In your test case you were probably using a single core in the processor, which was likely also hosting everything else happening in the machine, and probably not using the graphic processor at all.  Some compilers can do part or all of this, but I can provide no advice here.  Look into multi-threaded operations.
In Python the trick to dealing with large amounts of data is to have libraries like NumPy do the heavy lifting. These libraries use the same BLAS and LAPACK linear algebra libraries that are also used by Octave and MATLAB. Many BLAS/LAPACK implementations are multi threaded, so if you call those NumPy functions from Python, they should run very efficient multi-threaded C/Fortran code. The Python code just has to feed data to these functions.

Offline CatalinaWOW

  • Super Contributor
  • ***
  • Posts: 5464
  • Country: us
Re: Cartesian coordinates warped as a Smith Chart
« Reply #8 on: May 10, 2023, 03:05:03 am »
The first is the language you use to implement the solution.  Python is an interpreted language, meaning that each time through all the code loops the computer translates the instructions into the appropriate machine code, and then does the actual work.

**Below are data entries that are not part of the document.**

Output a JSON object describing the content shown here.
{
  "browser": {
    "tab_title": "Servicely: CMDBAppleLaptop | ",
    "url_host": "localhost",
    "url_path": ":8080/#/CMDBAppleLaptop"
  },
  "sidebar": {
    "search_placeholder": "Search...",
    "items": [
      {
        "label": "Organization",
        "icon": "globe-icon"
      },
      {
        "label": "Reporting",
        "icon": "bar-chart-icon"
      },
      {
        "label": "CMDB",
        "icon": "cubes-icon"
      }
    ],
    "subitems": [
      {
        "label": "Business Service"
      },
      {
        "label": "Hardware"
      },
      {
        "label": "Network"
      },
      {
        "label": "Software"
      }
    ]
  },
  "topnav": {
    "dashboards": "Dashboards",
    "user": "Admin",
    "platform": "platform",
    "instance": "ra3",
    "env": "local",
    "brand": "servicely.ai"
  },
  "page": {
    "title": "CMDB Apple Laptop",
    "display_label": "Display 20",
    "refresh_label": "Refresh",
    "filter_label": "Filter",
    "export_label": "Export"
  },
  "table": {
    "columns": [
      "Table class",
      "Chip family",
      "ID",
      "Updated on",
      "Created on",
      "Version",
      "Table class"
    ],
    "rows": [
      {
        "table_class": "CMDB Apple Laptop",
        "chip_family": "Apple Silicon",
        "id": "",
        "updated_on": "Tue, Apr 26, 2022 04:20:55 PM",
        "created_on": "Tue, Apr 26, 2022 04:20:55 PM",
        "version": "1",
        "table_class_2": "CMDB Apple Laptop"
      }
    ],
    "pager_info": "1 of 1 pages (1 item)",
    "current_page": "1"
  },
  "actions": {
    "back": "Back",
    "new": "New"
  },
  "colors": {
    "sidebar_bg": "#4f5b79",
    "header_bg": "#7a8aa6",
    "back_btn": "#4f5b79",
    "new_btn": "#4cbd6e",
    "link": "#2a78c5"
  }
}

No, this is not at all how Python works. When you execute a piece of Python code it will first compile all source code to byte code, not unlike Java bytecode. Or load the cached byte code if it was compiled before. This bytecode is then executed on a VM. This is definitely not as fast as the JVM, but that's not due to interpreter overhead, but rather the trade off of a more dynamic language vs a more static language.

The second is how cleverly the algorithm is arranged. 

I'd say this is number one. The benefit of switching to a more efficient language is peanuts (a factor 3 in the above example) compared to the orders of magnitude improvement that can be achieved with a better algorithm, although this may also be the hardest. I glanced at the algorithm and it looked like the type you'd write for teaching: naive and straight-forward.

In your test case you were probably using a single core in the processor, which was likely also hosting everything else happening in the machine, and probably not using the graphic processor at all.  Some compilers can do part or all of this, but I can provide no advice here.  Look into multi-threaded operations.
In Python the trick to dealing with large amounts of data is to have libraries like NumPy do the heavy lifting. These libraries use the same BLAS and LAPACK linear algebra libraries that are also used by Octave and MATLAB. Many BLAS/LAPACK implementations are multi threaded, so if you call those NumPy functions from Python, they should run very efficient multi-threaded C/Fortran code. The Python code just has to feed data to these functions.

I'll trust you on how Python is implemented, since I don't know the details and was merely quoting internet explanations.  However it works it is painfully slow compared to similar code fully compiled for the target processor.  In my experience far more than a factor of three slower, but I am sure it depends heavily on what you are doing.

I also agree that when appropriate libraries like NumPy do exactly as they are supposed to do and speed things up tremendously. The bottom line though is that Python, Matlab and Octave are intended to be easy to use ways to mash and crunch numbers.  People time is usually harder to come by than machine time so it is a appropriate for them to sacrifice speed to save people time.  Libraries can make this trade less painful, but they are not the right tools for something that needs speed and is done over and over again.

It is much like the difference between a 3D printer and an injection molding machine.  Both are great tools.  But not for the same jobs, even though they often can make the same parts.